O filme acompanha Zhenia (Alec Utgoff, o Alexei de “Stranger Things“), um ucraniano que está tentando sobreviver na Polônia e que consegue um trabalho como massagista em um condomínio fechado habitado por ricaços. Suas massagens, parecem ter um estranho poder, confortando o pleno âmago de seus clientes. Ele toca – física e espiritualmente – nos traumas das pessoas e, no decorrer de um ano, ele lentamente vai mudando a vida do lugar. 
 
O roteiro, assinado pelos diretores, é astuto ao dar deixas e jogar pistas para o espectador, ao mesmo tempo em que se recusa a fazer afirmações categóricas. Ele implica, por exemplo, que o poder de Zhenia seja devido ao fato de ele ter nascido em Pripyat, cidade vizinha a Chernobyl, e logo possa ter algo de radioativo, mas não confirma essa hipótese. Ele sugere que ele encontra sua mãe em determinado momento do filme – algo importante dentro da narrativa – mas não faz nenhuma menção posterior a isso. 
 
Da mesma maneira com que brinca com a estrutura do filme de herói, os realizadores também bebem da fonte do filme de forasteiro – o ser estrangeiro que chega como se vindo de nenhum lugar específico e altera todo o seu entorno. Encerrados em suas mansões luxuosas, os condôminos que Zhenia visita estão profundamente doentes e ele se propõe a salvá-los – algo que ele chega a admitir em certa cena. 

MAGIA ESCONDIDA NO COTIDIANO

 
Utgoff está maravilhoso na pele do protagonista: o olhar dele, com a resolução de quem já viu tudo, deverá permanecer na memória do público.
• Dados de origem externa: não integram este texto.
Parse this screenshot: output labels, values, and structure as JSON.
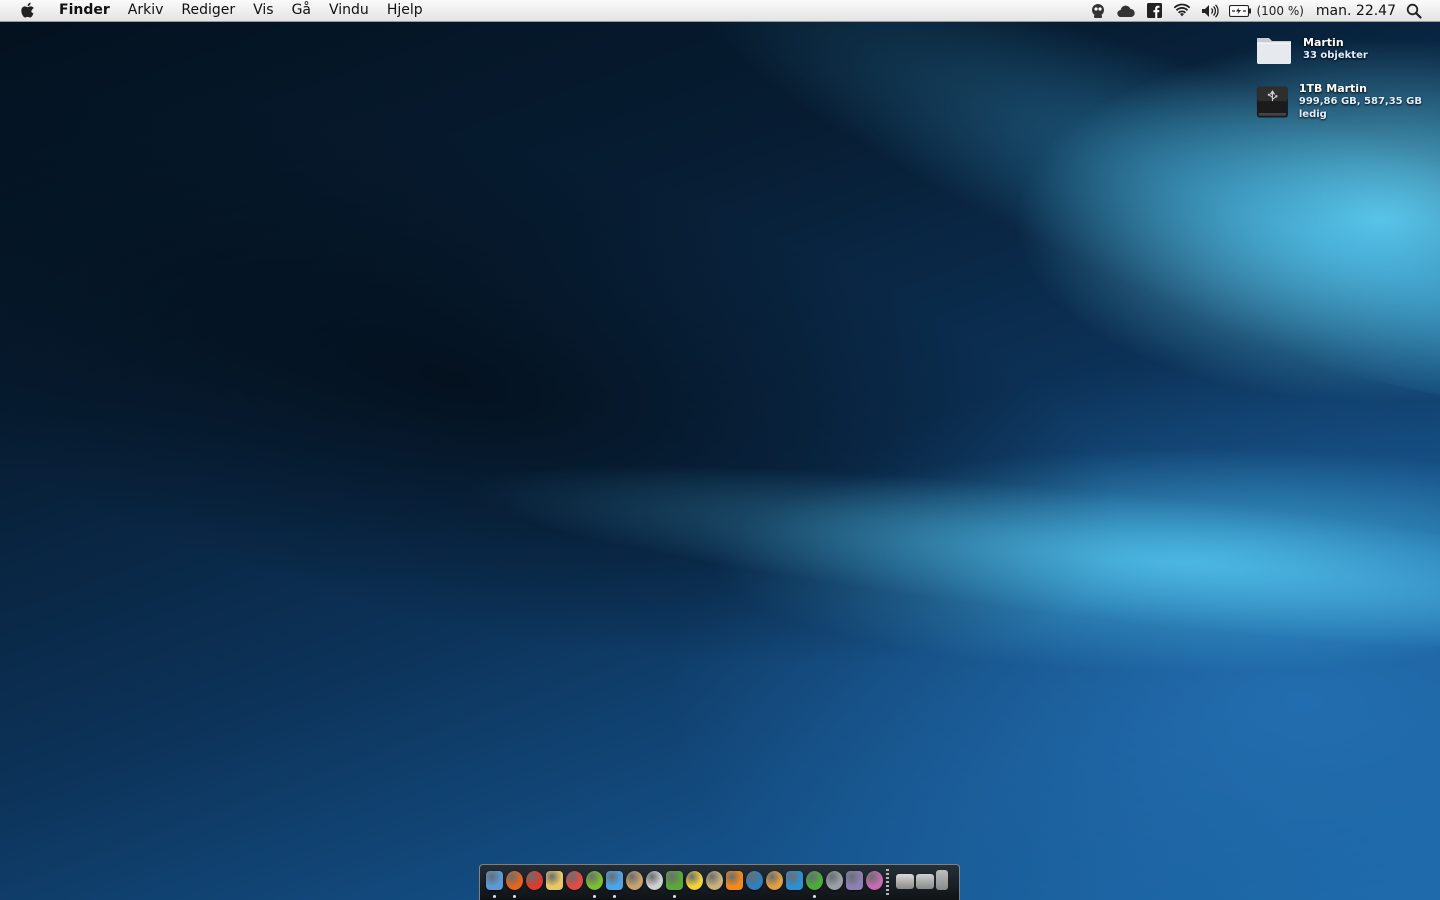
{
  "menubar": {
    "app_name": "Finder",
    "menus": [
      "Arkiv",
      "Rediger",
      "Vis",
      "Gå",
      "Vindu",
      "Hjelp"
    ],
    "battery_percent": "(100 %)",
    "clock": "man. 22.47",
    "status_icons": [
      "alien-robot-icon",
      "cloud-icon",
      "facebook-icon",
      "wifi-icon",
      "volume-icon",
      "battery-icon",
      "spotlight-search-icon"
    ]
  },
  "desktop_icons": [
    {
      "name": "Martin",
      "info": "33 objekter",
      "icon": "folder-icon"
    },
    {
      "name": "1TB Martin",
      "info": "999,86 GB, 587,35 GB ledig",
      "icon": "usb-drive-icon"
    }
  ],
  "dock": {
    "apps": [
      {
        "icon": "finder-icon",
        "color": "#5b9bd5",
        "running": true
      },
      {
        "icon": "firefox-icon",
        "color": "#e8641b",
        "running": true
      },
      {
        "icon": "chrome-icon",
        "color": "#dd3b2f",
        "running": false
      },
      {
        "icon": "notes-icon",
        "color": "#e8c768",
        "running": false
      },
      {
        "icon": "ical-icon",
        "color": "#e54b43",
        "running": false
      },
      {
        "icon": "spotify-icon",
        "color": "#7cbf2f",
        "running": true
      },
      {
        "icon": "itunes-icon",
        "color": "#4fa4e8",
        "running": true
      },
      {
        "icon": "iphoto-icon",
        "color": "#c9a26b",
        "running": false
      },
      {
        "icon": "imovie-icon",
        "color": "#cfcfcf",
        "running": false
      },
      {
        "icon": "adium-icon",
        "color": "#5aa83b",
        "running": true
      },
      {
        "icon": "mail-icon",
        "color": "#f2d13a",
        "running": false
      },
      {
        "icon": "yojimbo-icon",
        "color": "#c8b27a",
        "running": false
      },
      {
        "icon": "vlc-icon",
        "color": "#f08a1c",
        "running": false
      },
      {
        "icon": "photoshop-icon",
        "color": "#2f7fc1",
        "running": false
      },
      {
        "icon": "transmit-icon",
        "color": "#e0a040",
        "running": false
      },
      {
        "icon": "word-icon",
        "color": "#2f8fd0",
        "running": false
      },
      {
        "icon": "utorrent-icon",
        "color": "#4cae3a",
        "running": true
      },
      {
        "icon": "system-preferences-icon",
        "color": "#9aa0a6",
        "running": false
      },
      {
        "icon": "display-icon",
        "color": "#8e7fb4",
        "running": false
      },
      {
        "icon": "clapper-icon",
        "color": "#c86ab0",
        "running": false
      }
    ],
    "stacks": [
      {
        "icon": "applications-folder-icon",
        "color": "#d9d9d9"
      },
      {
        "icon": "downloads-folder-icon",
        "color": "#cfcfcf"
      },
      {
        "icon": "trash-icon",
        "color": "#bdbdbd"
      }
    ]
  }
}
Assim como alterna entre russo e polonês no papel, ele também mostra uma facilidade para transitar entre comédia e drama – muitas vezes na mesma cena. 
 
O humor seco da produção mantém a ação leve durante boa parte de seus 113 minutos. Englert, que assina a fotografia, preenche esses minutos com algumas das cenas mais lindas do 2020. Cada tomada é impecável: as decisões artísticas nesse departamento, do enquadramento até o uso de cor e luz, são de cair o queixo e justificariam a existência do filme ainda que a história não fizesse jus a elas. 
 
Os diretores, no entanto, entregam um conto sobre ser estrangeiro e sobre a magia escondida na vida cotidiana que parece mais do que necessário num ano tão distópico. O mundo está ficando mais quente e eventualmente, como o título em inglês o filme sugere, “nunca nevará de novo”. Mesmo diante do vindouro fim, heróis existem se abrirmos a porta para eles.